Pandemia fora de horas

Suscita perplexidade que o primeiro-ministro escolha as altas horas da noite para apresentar as principais medidas do novo estado de emergência.

A cada dia que passa, um novo recorde nos números da pandemia mostra que o que é mau pode ser pior, e o pior, se não se contrariar decisivamente a propagação do vírus, vai tornar-se péssimo. A estimativa da Associação Portuguesa de Administradores Hospitalares é que na última trincheira deste combate, as camas de cuidados intensivos, possam estar 557 doentes a necessitar de ventilação mecânica. Na quarta-feira eram 373. Existe um total de 892 camas nas unidades de cuidados intensivos.

Antes desta trincheira estão os hospitais sobrelotados, os centros de saúde em colapso, os meios de rastreio exauridos e, claro está, a vida de milhões em permanente sobressalto. A partir de hoje, para uma larga percentagem da população afectada pelo novo estado de emergência, a vida vai ser ainda mais complicada. É o preço a pagar quando todos os meios convocados até agora se mostraram incapazes de achatar a curva.

O Governo prossegue a senda de outros países europeus, colocando fortíssimas restrições à circulação dos cidadãos, nomeadamente o recolher obrigatório, tentando promover o isolamento, a medida mais eficaz, mesmo que terrível para a economia.

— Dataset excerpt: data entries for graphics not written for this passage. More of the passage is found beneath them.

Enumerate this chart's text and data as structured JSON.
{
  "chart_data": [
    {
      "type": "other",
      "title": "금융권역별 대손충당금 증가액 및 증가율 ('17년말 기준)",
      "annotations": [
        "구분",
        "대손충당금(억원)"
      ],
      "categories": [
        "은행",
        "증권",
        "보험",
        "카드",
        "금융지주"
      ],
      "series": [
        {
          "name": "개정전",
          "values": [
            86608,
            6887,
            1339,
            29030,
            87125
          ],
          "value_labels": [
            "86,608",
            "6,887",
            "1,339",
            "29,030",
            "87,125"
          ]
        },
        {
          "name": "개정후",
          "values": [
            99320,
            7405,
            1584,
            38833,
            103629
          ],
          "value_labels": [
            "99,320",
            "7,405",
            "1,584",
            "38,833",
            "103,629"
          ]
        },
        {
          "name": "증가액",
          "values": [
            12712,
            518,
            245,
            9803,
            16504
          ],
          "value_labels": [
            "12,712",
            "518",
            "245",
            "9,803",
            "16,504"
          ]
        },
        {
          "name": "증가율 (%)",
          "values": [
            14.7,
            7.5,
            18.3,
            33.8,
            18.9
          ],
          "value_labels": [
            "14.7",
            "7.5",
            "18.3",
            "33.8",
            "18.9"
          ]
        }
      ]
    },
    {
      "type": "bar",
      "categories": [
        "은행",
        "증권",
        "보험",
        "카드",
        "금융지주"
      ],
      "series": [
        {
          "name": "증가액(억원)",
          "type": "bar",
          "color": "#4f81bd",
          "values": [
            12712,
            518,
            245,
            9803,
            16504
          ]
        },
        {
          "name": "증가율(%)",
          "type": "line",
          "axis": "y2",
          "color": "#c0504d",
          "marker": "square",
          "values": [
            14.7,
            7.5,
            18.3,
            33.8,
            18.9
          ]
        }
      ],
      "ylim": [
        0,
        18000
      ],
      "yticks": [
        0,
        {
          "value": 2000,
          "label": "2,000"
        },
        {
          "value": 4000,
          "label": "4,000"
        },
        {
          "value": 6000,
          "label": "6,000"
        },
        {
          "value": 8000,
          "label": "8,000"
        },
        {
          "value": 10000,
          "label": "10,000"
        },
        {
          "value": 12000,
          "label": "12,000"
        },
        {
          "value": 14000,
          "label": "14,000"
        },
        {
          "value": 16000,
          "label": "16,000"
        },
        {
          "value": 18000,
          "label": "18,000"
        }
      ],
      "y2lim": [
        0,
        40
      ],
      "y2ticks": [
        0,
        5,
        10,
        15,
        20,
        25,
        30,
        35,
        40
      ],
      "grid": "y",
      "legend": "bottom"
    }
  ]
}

Se algumas medidas podem ser objecto de crítica, a necessidade do estado de emergência surge incontornável perante a gravidade da situação, mas só terá pleno efeito se for devidamente apreendida pela população. A comunicação é uma ferramenta fundamental e por isso suscita perplexidade que o primeiro-ministro escolha as altas horas da noite, quando muitos dos portugueses já dormiam, para apresentar as principais medidas.

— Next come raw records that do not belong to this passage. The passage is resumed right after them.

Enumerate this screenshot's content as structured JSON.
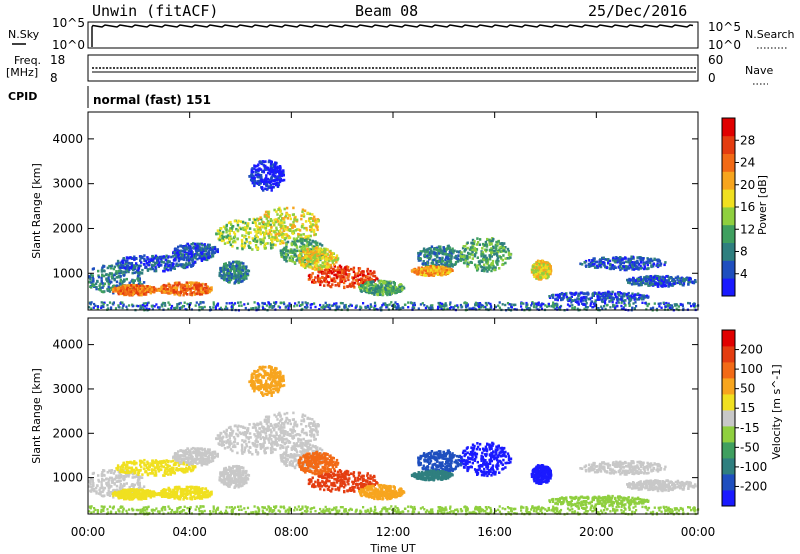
{
  "header": {
    "station": "Unwin (fitACF)",
    "beam": "Beam 08",
    "date": "25/Dec/2016"
  },
  "top_panels": {
    "nsky_label": "N.Sky",
    "nsky_ticks": [
      "10^5",
      "10^0"
    ],
    "nsearch_label": "N.Search",
    "nsearch_ticks": [
      "10^5",
      "10^0"
    ],
    "freq_label_1": "Freq.",
    "freq_label_2": "[MHz]",
    "freq_ticks": [
      "18",
      "8"
    ],
    "nave_label": "Nave",
    "nave_ticks": [
      "60",
      "0"
    ],
    "cpid_label": "CPID",
    "cpid_value": "normal (fast) 151"
  },
  "colors": {
    "power_scale": [
      "#1a1aff",
      "#1f4fbf",
      "#2f7f7f",
      "#3f9f5f",
      "#8fcf3f",
      "#f0e020",
      "#f7a51e",
      "#f26a16",
      "#e43c10",
      "#e00000"
    ],
    "velocity_scale": [
      "#1a1aff",
      "#1f4fbf",
      "#2f7f7f",
      "#3f9f5f",
      "#8fcf3f",
      "#c8c8c8",
      "#f0e020",
      "#f7a51e",
      "#f26a16",
      "#e43c10",
      "#e00000"
    ]
  },
  "chart_data": [
    {
      "type": "heatmap",
      "title": "",
      "xlabel": "Time UT",
      "ylabel": "Slant Range [km]",
      "x_ticks": [
        "00:00",
        "04:00",
        "08:00",
        "12:00",
        "16:00",
        "20:00",
        "00:00"
      ],
      "x_range_hours": [
        0,
        24
      ],
      "ylim": [
        180,
        4600
      ],
      "y_ticks": [
        1000,
        2000,
        3000,
        4000
      ],
      "colorbar": {
        "label": "Power [dB]",
        "ticks": [
          "28",
          "24",
          "20",
          "16",
          "12",
          "8",
          "4"
        ],
        "range": [
          0,
          30
        ]
      }
    },
    {
      "type": "heatmap",
      "title": "",
      "xlabel": "Time UT",
      "ylabel": "Slant Range [km]",
      "x_ticks": [
        "00:00",
        "04:00",
        "08:00",
        "12:00",
        "16:00",
        "20:00",
        "00:00"
      ],
      "x_range_hours": [
        0,
        24
      ],
      "ylim": [
        180,
        4600
      ],
      "y_ticks": [
        1000,
        2000,
        3000,
        4000
      ],
      "colorbar": {
        "label": "Velocity [m s^-1]",
        "ticks": [
          "200",
          "100",
          "50",
          "15",
          "-15",
          "-50",
          "-100",
          "-200"
        ],
        "range": [
          -250,
          250
        ]
      }
    }
  ]
}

Embora o estado de emergência seja bem menos “light” do que começou por ser aventado, uma comunicação a essas horas parece mais própria de um estado de sítio do que de um processo que tem vindo a ser paulatinamente preparado pelo Governo e pelo Presidente da República. Pode-se garantir algum dramatismo, mesmo que se sacrifiquem as audiências, mas colateralmente aumenta a sensação de que o executivo está a correr atrás do prejuízo.

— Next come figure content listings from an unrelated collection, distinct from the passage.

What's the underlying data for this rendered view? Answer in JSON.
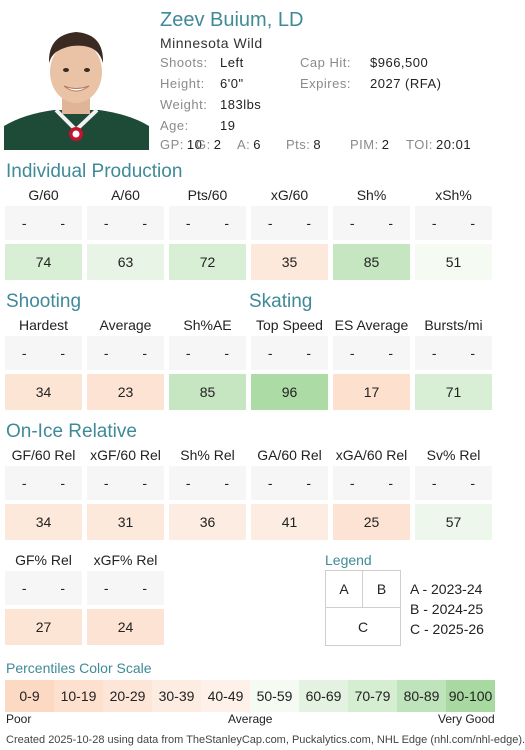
{
  "player": {
    "name": "Zeev Buium, LD",
    "team": "Minnesota Wild",
    "info": [
      {
        "label": "Shoots:",
        "value": "Left",
        "label2": "Cap Hit:",
        "value2": "$966,500"
      },
      {
        "label": "Height:",
        "value": "6'0\"",
        "label2": "Expires:",
        "value2": "2027 (RFA)"
      },
      {
        "label": "Weight:",
        "value": "183lbs",
        "label2": "",
        "value2": ""
      },
      {
        "label": "Age:",
        "value": "19",
        "label2": "",
        "value2": ""
      }
    ],
    "stats": [
      {
        "label": "GP:",
        "value": "10"
      },
      {
        "label": "G:",
        "value": "2"
      },
      {
        "label": "A:",
        "value": "6"
      },
      {
        "label": "Pts:",
        "value": "8"
      },
      {
        "label": "PIM:",
        "value": "2"
      },
      {
        "label": "TOI:",
        "value": "20:01"
      }
    ]
  },
  "sections": {
    "individual": {
      "title": "Individual Production",
      "columns": [
        {
          "head": "G/60",
          "y1": "-",
          "y2": "-",
          "pct": "74",
          "color": "#d9efd5"
        },
        {
          "head": "A/60",
          "y1": "-",
          "y2": "-",
          "pct": "63",
          "color": "#e8f4e5"
        },
        {
          "head": "Pts/60",
          "y1": "-",
          "y2": "-",
          "pct": "72",
          "color": "#d9efd5"
        },
        {
          "head": "xG/60",
          "y1": "-",
          "y2": "-",
          "pct": "35",
          "color": "#fde9dc"
        },
        {
          "head": "Sh%",
          "y1": "-",
          "y2": "-",
          "pct": "85",
          "color": "#c5e6c0"
        },
        {
          "head": "xSh%",
          "y1": "-",
          "y2": "-",
          "pct": "51",
          "color": "#f5faf3"
        }
      ]
    },
    "shooting": {
      "title": "Shooting",
      "columns": [
        {
          "head": "Hardest",
          "y1": "-",
          "y2": "-",
          "pct": "34",
          "color": "#fde5d6"
        },
        {
          "head": "Average",
          "y1": "-",
          "y2": "-",
          "pct": "23",
          "color": "#fde3d3"
        },
        {
          "head": "Sh%AE",
          "y1": "-",
          "y2": "-",
          "pct": "85",
          "color": "#c5e6c0"
        }
      ]
    },
    "skating": {
      "title": "Skating",
      "columns": [
        {
          "head": "Top Speed",
          "y1": "-",
          "y2": "-",
          "pct": "96",
          "color": "#acdba6"
        },
        {
          "head": "ES Average",
          "y1": "-",
          "y2": "-",
          "pct": "17",
          "color": "#fde0cd"
        },
        {
          "head": "Bursts/mi",
          "y1": "-",
          "y2": "-",
          "pct": "71",
          "color": "#d9efd5"
        }
      ]
    },
    "onice": {
      "title": "On-Ice Relative",
      "columns": [
        {
          "head": "GF/60 Rel",
          "y1": "-",
          "y2": "-",
          "pct": "34",
          "color": "#fde9dc"
        },
        {
          "head": "xGF/60 Rel",
          "y1": "-",
          "y2": "-",
          "pct": "31",
          "color": "#fde9dc"
        },
        {
          "head": "Sh% Rel",
          "y1": "-",
          "y2": "-",
          "pct": "36",
          "color": "#fdece1"
        },
        {
          "head": "GA/60 Rel",
          "y1": "-",
          "y2": "-",
          "pct": "41",
          "color": "#fdece1"
        },
        {
          "head": "xGA/60 Rel",
          "y1": "-",
          "y2": "-",
          "pct": "25",
          "color": "#fde3d3"
        },
        {
          "head": "Sv% Rel",
          "y1": "-",
          "y2": "-",
          "pct": "57",
          "color": "#eef7ec"
        }
      ],
      "columns2": [
        {
          "head": "GF% Rel",
          "y1": "-",
          "y2": "-",
          "pct": "27",
          "color": "#fde5d6"
        },
        {
          "head": "xGF% Rel",
          "y1": "-",
          "y2": "-",
          "pct": "24",
          "color": "#fde3d3"
        }
      ]
    }
  },
  "legend": {
    "title": "Legend",
    "a": "A",
    "b": "B",
    "c": "C",
    "items": [
      "A - 2023-24",
      "B - 2024-25",
      "C - 2025-26"
    ]
  },
  "scale": {
    "title": "Percentiles Color Scale",
    "bins": [
      {
        "label": "0-9",
        "color": "#fcd9c2"
      },
      {
        "label": "10-19",
        "color": "#fde0cd"
      },
      {
        "label": "20-29",
        "color": "#fde6d8"
      },
      {
        "label": "30-39",
        "color": "#fdece1"
      },
      {
        "label": "40-49",
        "color": "#fdf1ea"
      },
      {
        "label": "50-59",
        "color": "#f5faf3"
      },
      {
        "label": "60-69",
        "color": "#e4f3e1"
      },
      {
        "label": "70-79",
        "color": "#d5edd1"
      },
      {
        "label": "80-89",
        "color": "#bfe3ba"
      },
      {
        "label": "90-100",
        "color": "#a8d9a1"
      }
    ],
    "poor": "Poor",
    "average": "Average",
    "good": "Very Good"
  },
  "footer": "Created 2025-10-28 using data from TheStanleyCap.com, Puckalytics.com, NHL Edge (nhl.com/nhl-edge)."
}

Com boa-fé, todos temos margem para perceber que esta luta inédita é susceptível de hesitações e contradições. Mas o elevado preço que todos temos a pagar, a exigência do momento, é cada vez menos compaginável com um Governo que não acerte no tempo certo. Nem se querem atrasos – como, por exemplo, parece acontecer na mobilização de meios para o rastreio – nem se quer a precipitação de comunicações importantes fora de horas. Mesmo que vivamos alguns dos nossos piores momentos, o Governo tem a obrigação de transmitir sentimento de controlo.